Saturday, February 12, 2005

How high?

The old jokes are always the best. This one is best framed in terms of the grizzled old sergeant addressing the raw recruit, informing him that, when he is told to jump, the only permitted response is: "how high?"

So it is now with the relationship between our government, the government of a formerly independent nation, and the EU commission.

Last Tuesday, we reported how the UK was running into trouble with the commission over the ongoing farce of the EU's emission trading scheme arising from a "row" between our government and the commission over the precise levels of carbon dioxide industry will be permitted to pump into the atmosphere before they attract massive fines or will have to buy "carbon credits".

The UK was looking to increase the permitted threshold levels, amounting to a three percent overall increase in CO2 emissions, and was arguing the toss with the commission. But the inverted commas around the "row" were quite deliberate. There was no row in the ordinary sense of the word, which might convey a dispute between equals.

This has been clearly illustrated by yesterday's developments when, in response to the UK government's pleadings, the real government – the EU commission – has simply written back to inform its subordinate that its plans are "unacceptable".
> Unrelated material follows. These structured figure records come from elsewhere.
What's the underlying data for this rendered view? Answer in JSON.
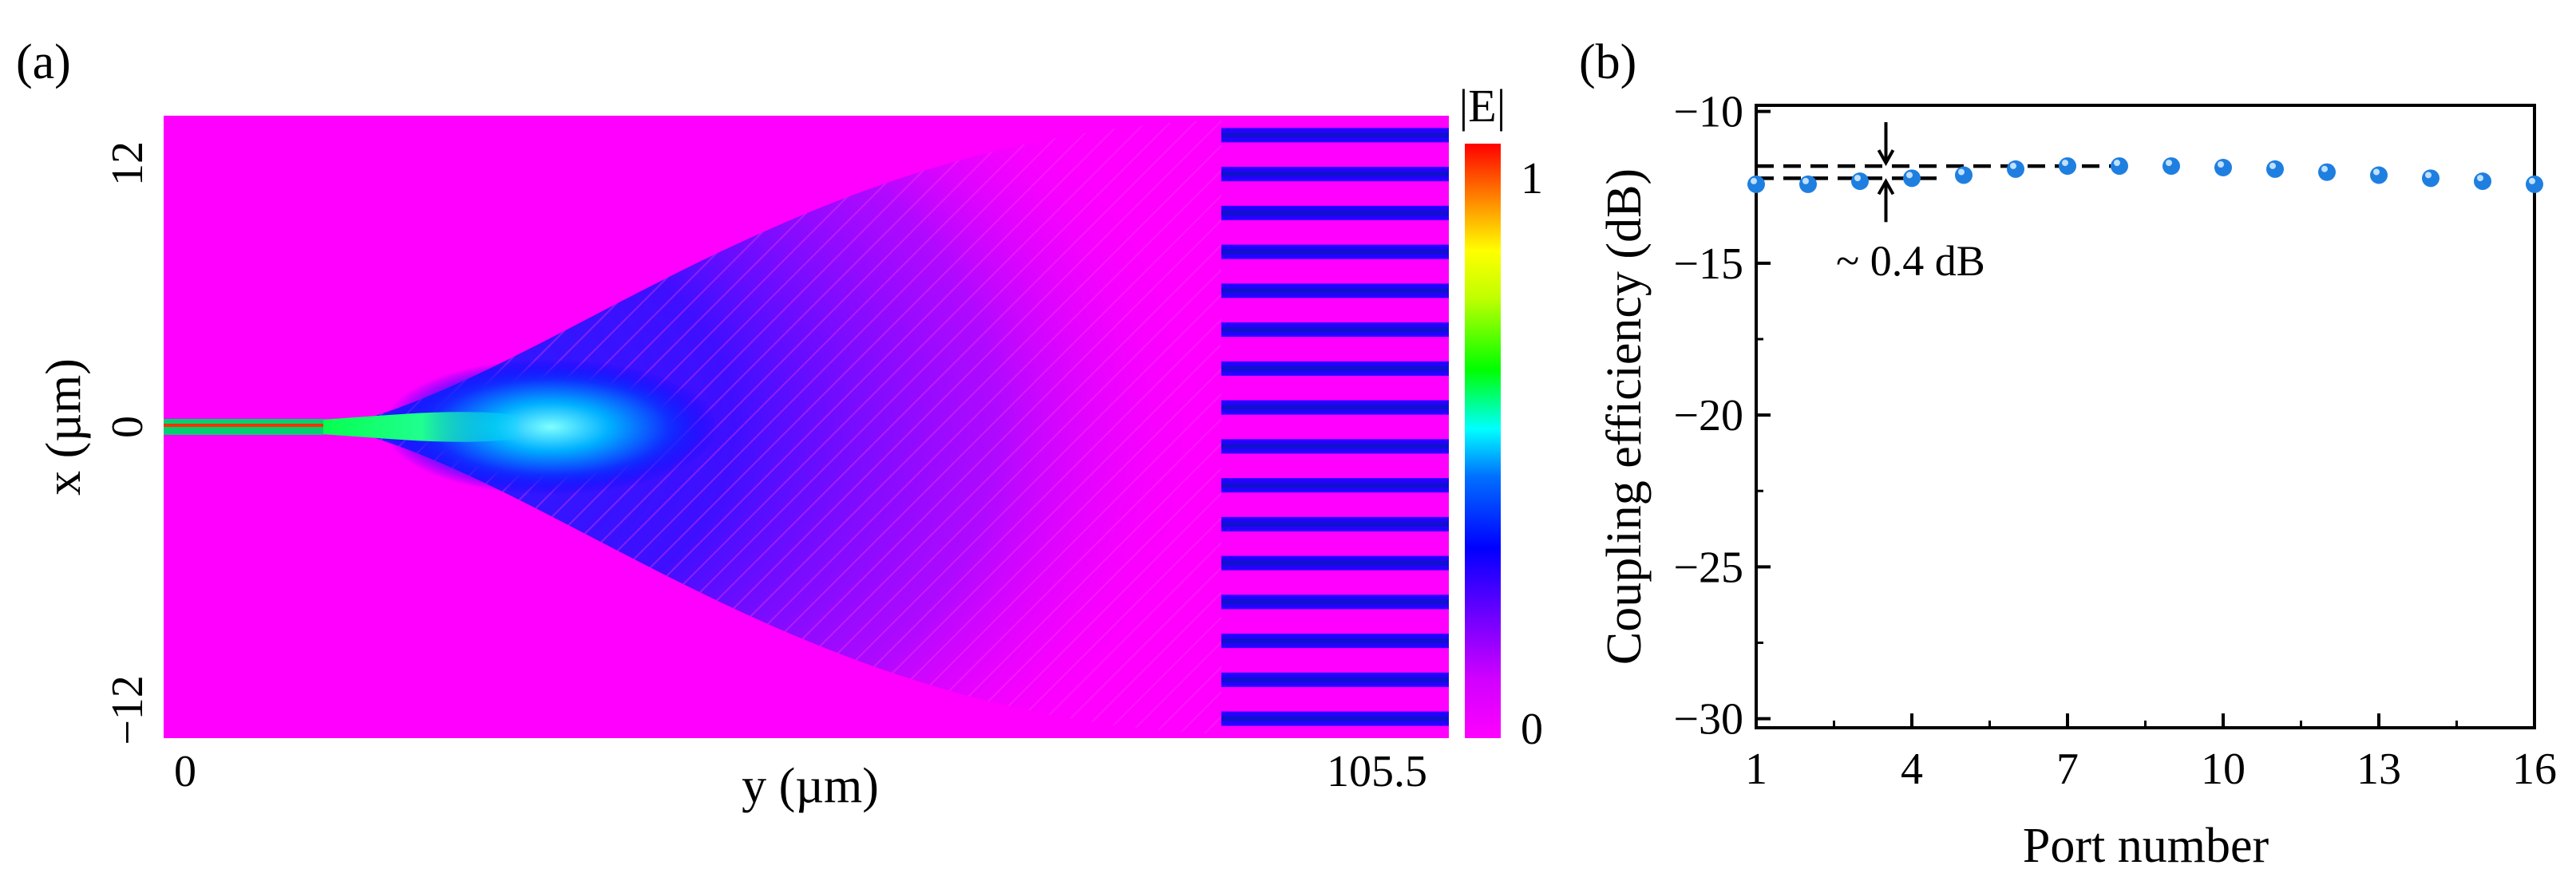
{
  "figure": {
    "panel_a": {
      "label": "(a)",
      "xlabel": "y (µm)",
      "ylabel": "x (µm)",
      "x_ticks": [
        "0",
        "105.5"
      ],
      "y_ticks": [
        "12",
        "0",
        "−12"
      ],
      "x_range": [
        0,
        105.5
      ],
      "y_range": [
        -12.8,
        12.8
      ],
      "colorbar": {
        "title": "|E|",
        "min_label": "0",
        "max_label": "1",
        "min": 0,
        "max": 1
      },
      "output_ports": 16,
      "colors": {
        "background": "#ff00ff",
        "beam": "#0000ff",
        "core": "#00ff00",
        "peak": "#ff0000"
      }
    },
    "panel_b": {
      "label": "(b)",
      "annotation": "~ 0.4 dB"
    }
  },
  "chart_data": [
    {
      "type": "heatmap",
      "title": "",
      "xlabel": "y (µm)",
      "ylabel": "x (µm)",
      "xlim": [
        0,
        105.5
      ],
      "ylim": [
        -12,
        12
      ],
      "colorscale_label": "|E|",
      "colorscale_range": [
        0,
        1
      ],
      "output_ports": 16
    },
    {
      "type": "scatter",
      "title": "",
      "xlabel": "Port number",
      "ylabel": "Coupling efficiency (dB)",
      "xlim": [
        1,
        16
      ],
      "ylim": [
        -30.3,
        -9.8
      ],
      "x_ticks": [
        1,
        4,
        7,
        10,
        13,
        16
      ],
      "y_ticks": [
        -10,
        -15,
        -20,
        -25,
        -30
      ],
      "x_tick_labels": [
        "1",
        "4",
        "7",
        "10",
        "13",
        "16"
      ],
      "y_tick_labels": [
        "−10",
        "−15",
        "−20",
        "−25",
        "−30"
      ],
      "x": [
        1,
        2,
        3,
        4,
        5,
        6,
        7,
        8,
        9,
        10,
        11,
        12,
        13,
        14,
        15,
        16
      ],
      "y": [
        -12.4,
        -12.4,
        -12.3,
        -12.2,
        -12.1,
        -11.9,
        -11.8,
        -11.8,
        -11.8,
        -11.85,
        -11.9,
        -12.0,
        -12.1,
        -12.2,
        -12.3,
        -12.4
      ],
      "marker_color": "#1f7fe0",
      "reference_lines": [
        -11.8,
        -12.2
      ],
      "annotation": "~ 0.4 dB",
      "grid": false
    }
  ]
}
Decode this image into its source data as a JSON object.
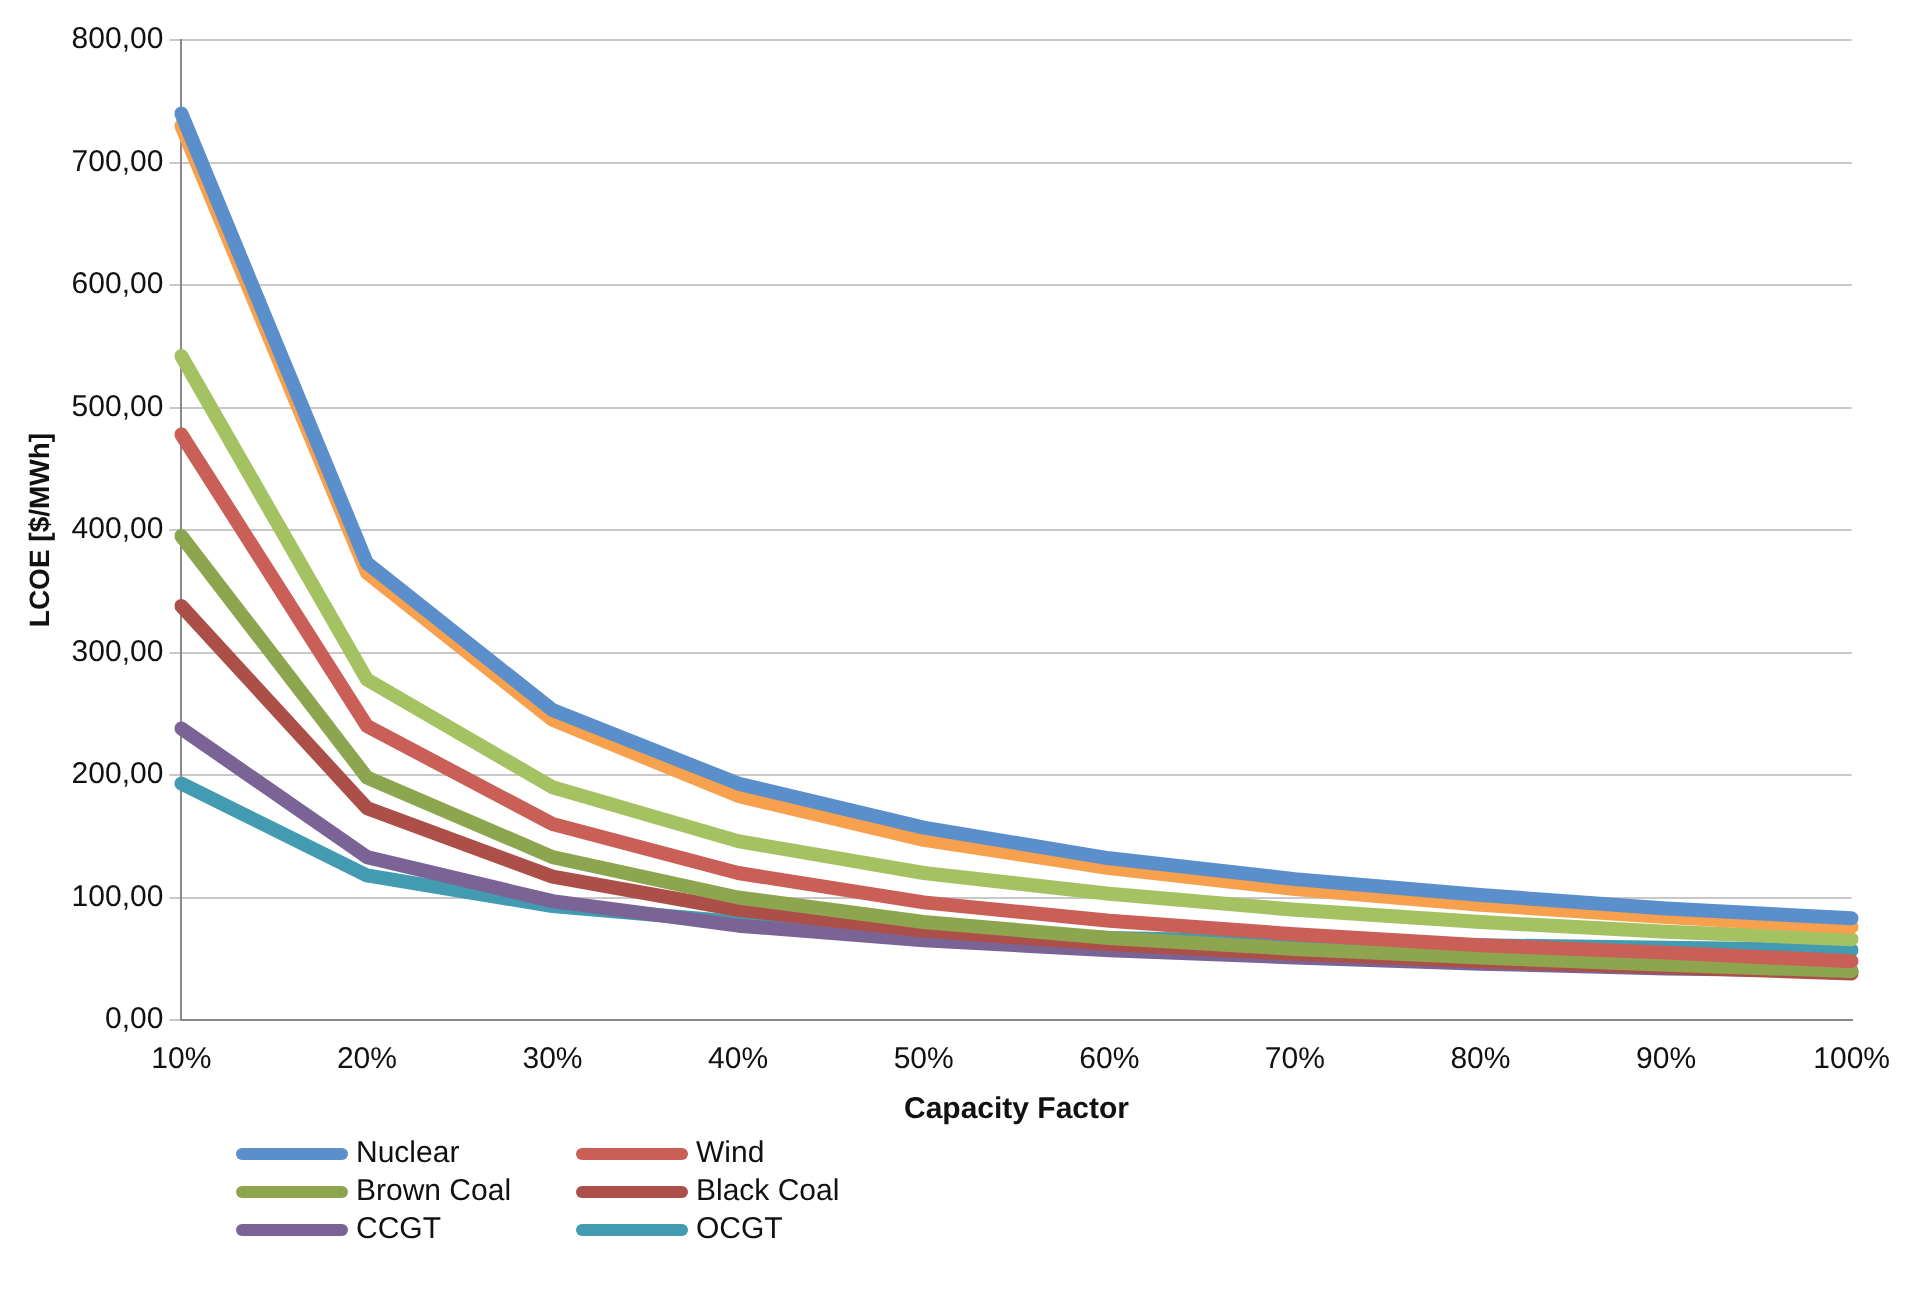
{
  "chart_data": {
    "type": "line",
    "xlabel": "Capacity Factor",
    "ylabel": "LCOE [$/MWh]",
    "categories": [
      "10%",
      "20%",
      "30%",
      "40%",
      "50%",
      "60%",
      "70%",
      "80%",
      "90%",
      "100%"
    ],
    "series": [
      {
        "name": "Nuclear",
        "color": "#5b8fcb",
        "values": [
          740,
          373,
          253,
          193,
          157,
          132,
          115,
          102,
          91,
          83
        ]
      },
      {
        "color": "#f7a04d",
        "values": [
          730,
          365,
          245,
          183,
          147,
          124,
          107,
          94,
          84,
          76
        ]
      },
      {
        "color": "#a5c262",
        "values": [
          542,
          278,
          190,
          146,
          120,
          103,
          90,
          80,
          72,
          66
        ]
      },
      {
        "name": "Wind",
        "color": "#ca5f58",
        "values": [
          478,
          240,
          160,
          120,
          96,
          81,
          70,
          61,
          55,
          48
        ]
      },
      {
        "name": "Brown Coal",
        "color": "#8ea550",
        "values": [
          395,
          198,
          133,
          100,
          80,
          67,
          58,
          51,
          45,
          40
        ]
      },
      {
        "name": "Black Coal",
        "color": "#ac4f49",
        "values": [
          338,
          173,
          117,
          90,
          73,
          62,
          54,
          48,
          43,
          38
        ]
      },
      {
        "name": "CCGT",
        "color": "#7a6496",
        "values": [
          238,
          133,
          97,
          77,
          65,
          57,
          51,
          46,
          42,
          40
        ]
      },
      {
        "name": "OCGT",
        "color": "#429bb0",
        "values": [
          193,
          118,
          93,
          80,
          73,
          67,
          64,
          61,
          59,
          57
        ]
      }
    ],
    "ylim": [
      0,
      800
    ],
    "yticks": [
      {
        "value": 0,
        "label": "0,00"
      },
      {
        "value": 100,
        "label": "100,00"
      },
      {
        "value": 200,
        "label": "200,00"
      },
      {
        "value": 300,
        "label": "300,00"
      },
      {
        "value": 400,
        "label": "400,00"
      },
      {
        "value": 500,
        "label": "500,00"
      },
      {
        "value": 600,
        "label": "600,00"
      },
      {
        "value": 700,
        "label": "700,00"
      },
      {
        "value": 800,
        "label": "800,00"
      }
    ],
    "grid": "y",
    "legend": "bottom left",
    "marker": "none",
    "line_style": "solid"
  }
}
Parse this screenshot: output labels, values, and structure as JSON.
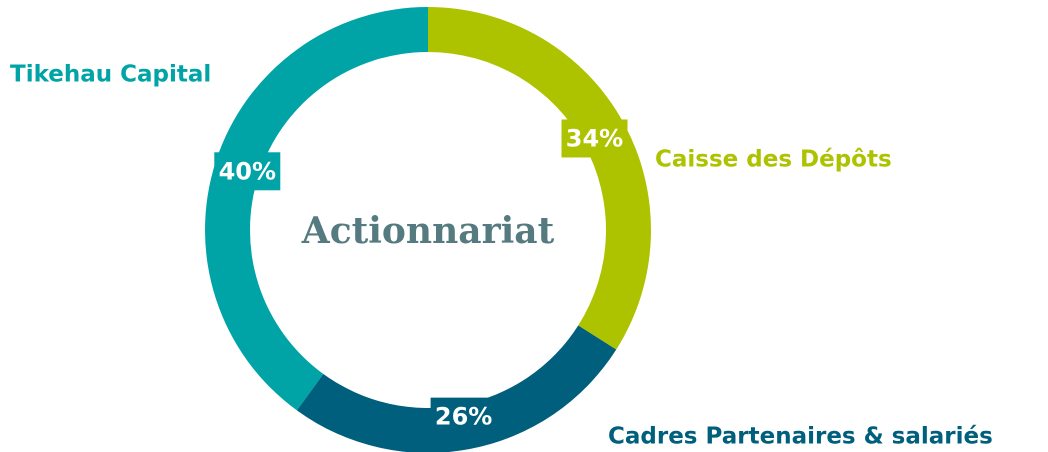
{
  "chart_data": {
    "type": "donut",
    "center_label": "Actionnariat",
    "categories": [
      "Caisse des Dépôts",
      "Cadres Partenaires & salariés",
      "Tikehau Capital"
    ],
    "values": [
      34,
      26,
      40
    ],
    "value_labels": [
      "34%",
      "26%",
      "40%"
    ],
    "colors": [
      "#aec300",
      "#005f7c",
      "#00a4a7"
    ]
  }
}
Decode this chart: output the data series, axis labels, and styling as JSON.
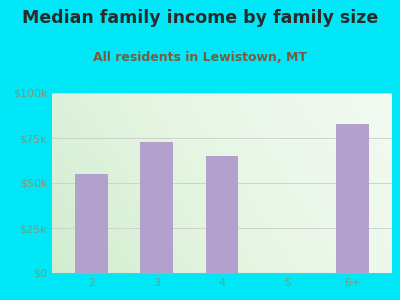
{
  "title": "Median family income by family size",
  "subtitle": "All residents in Lewistown, MT",
  "categories": [
    "2",
    "3",
    "4",
    "5",
    "6+"
  ],
  "values": [
    55000,
    73000,
    65000,
    0,
    83000
  ],
  "bar_color": "#b3a0cc",
  "background_outer": "#00e8f8",
  "title_color": "#2b2b2b",
  "subtitle_color": "#7a5c3c",
  "tick_label_color": "#7a9a7a",
  "ylim": [
    0,
    100000
  ],
  "yticks": [
    0,
    25000,
    50000,
    75000,
    100000
  ],
  "ytick_labels": [
    "$0",
    "$25k",
    "$50k",
    "$75k",
    "$100k"
  ],
  "title_fontsize": 12.5,
  "subtitle_fontsize": 9,
  "tick_fontsize": 8
}
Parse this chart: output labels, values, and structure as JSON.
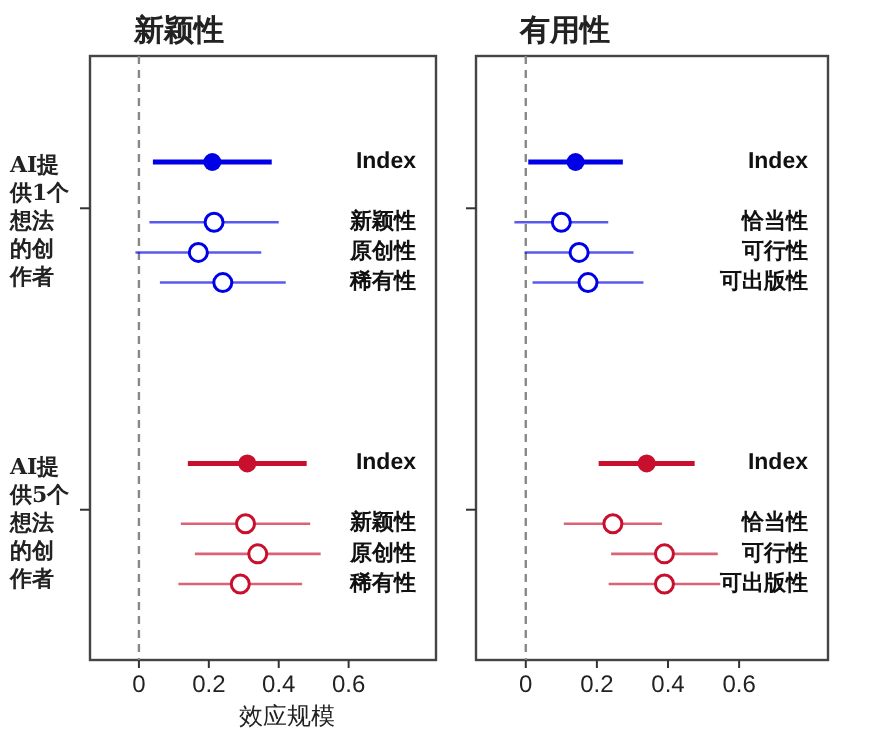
{
  "chart_data": [
    {
      "type": "scatter",
      "orientation": "horizontal",
      "title": "新颖性",
      "xlabel": "效应规模",
      "xlim": [
        -0.14,
        0.85
      ],
      "xticks": [
        0,
        0.2,
        0.4,
        0.6
      ],
      "marker": "circle",
      "grid": false,
      "annotations": [
        "AI提供1个想法的创作者",
        "AI提供5个想法的创作者"
      ],
      "categories": [
        "Index",
        null,
        "新颖性",
        "原创性",
        "稀有性",
        null,
        null,
        null,
        null,
        null,
        "Index",
        null,
        "新颖性",
        "原创性",
        "稀有性"
      ],
      "series": [
        {
          "color": "#0000e6",
          "values": [
            0.21,
            null,
            0.215,
            0.17,
            0.24,
            null,
            null,
            null,
            null,
            null,
            null,
            null,
            null,
            null,
            null
          ],
          "errors": [
            0.17,
            null,
            0.185,
            0.18,
            0.18,
            null,
            null,
            null,
            null,
            null,
            null,
            null,
            null,
            null,
            null
          ]
        },
        {
          "color": "#c8102e",
          "values": [
            null,
            null,
            null,
            null,
            null,
            null,
            null,
            null,
            null,
            null,
            0.31,
            null,
            0.305,
            0.34,
            0.29
          ],
          "errors": [
            null,
            null,
            null,
            null,
            null,
            null,
            null,
            null,
            null,
            null,
            0.17,
            null,
            0.185,
            0.18,
            0.177
          ]
        }
      ],
      "ref_lines": [
        {
          "axis": "x",
          "value": 0,
          "color": "#888888",
          "line_style": "dashed"
        }
      ]
    },
    {
      "type": "scatter",
      "orientation": "horizontal",
      "title": "有用性",
      "xlim": [
        -0.14,
        0.85
      ],
      "xticks": [
        0,
        0.2,
        0.4,
        0.6
      ],
      "marker": "circle",
      "grid": false,
      "categories": [
        "Index",
        null,
        "恰当性",
        "可行性",
        "可出版性",
        null,
        null,
        null,
        null,
        null,
        "Index",
        null,
        "恰当性",
        "可行性",
        "可出版性"
      ],
      "series": [
        {
          "color": "#0000e6",
          "values": [
            0.14,
            null,
            0.1,
            0.15,
            0.175,
            null,
            null,
            null,
            null,
            null,
            null,
            null,
            null,
            null,
            null
          ],
          "errors": [
            0.133,
            null,
            0.132,
            0.153,
            0.156,
            null,
            null,
            null,
            null,
            null,
            null,
            null,
            null,
            null,
            null
          ]
        },
        {
          "color": "#c8102e",
          "values": [
            null,
            null,
            null,
            null,
            null,
            null,
            null,
            null,
            null,
            null,
            0.34,
            null,
            0.245,
            0.39,
            0.39
          ],
          "errors": [
            null,
            null,
            null,
            null,
            null,
            null,
            null,
            null,
            null,
            null,
            0.135,
            null,
            0.138,
            0.15,
            0.157
          ]
        }
      ],
      "ref_lines": [
        {
          "axis": "x",
          "value": 0,
          "color": "#888888",
          "line_style": "dashed"
        }
      ]
    }
  ]
}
The UK's original plan had in fact been approved by the government – the EU commission, that is – but British companies had complained that it was too severe. Thus, in October, the UK changed the limits and then went cap-in-hand to Brussels to ask permission to do so – with the results we have recorded.

Now squeezed between the rock of its own industries' protests and the unyielding commission, the UK government is squawking about taking the commission to the ECJ.

Nevertheless, the new environmental commissioner, Stavros Dimas, has simply declared that: "Amendments such as an increase of the total allocation by 19.8 million tonnes… are not acceptable".

Clearly, the UK government hasn't fully grasped the nature of its relationship with its master. The correct response to Mr Stravros Dimas is: "how high?"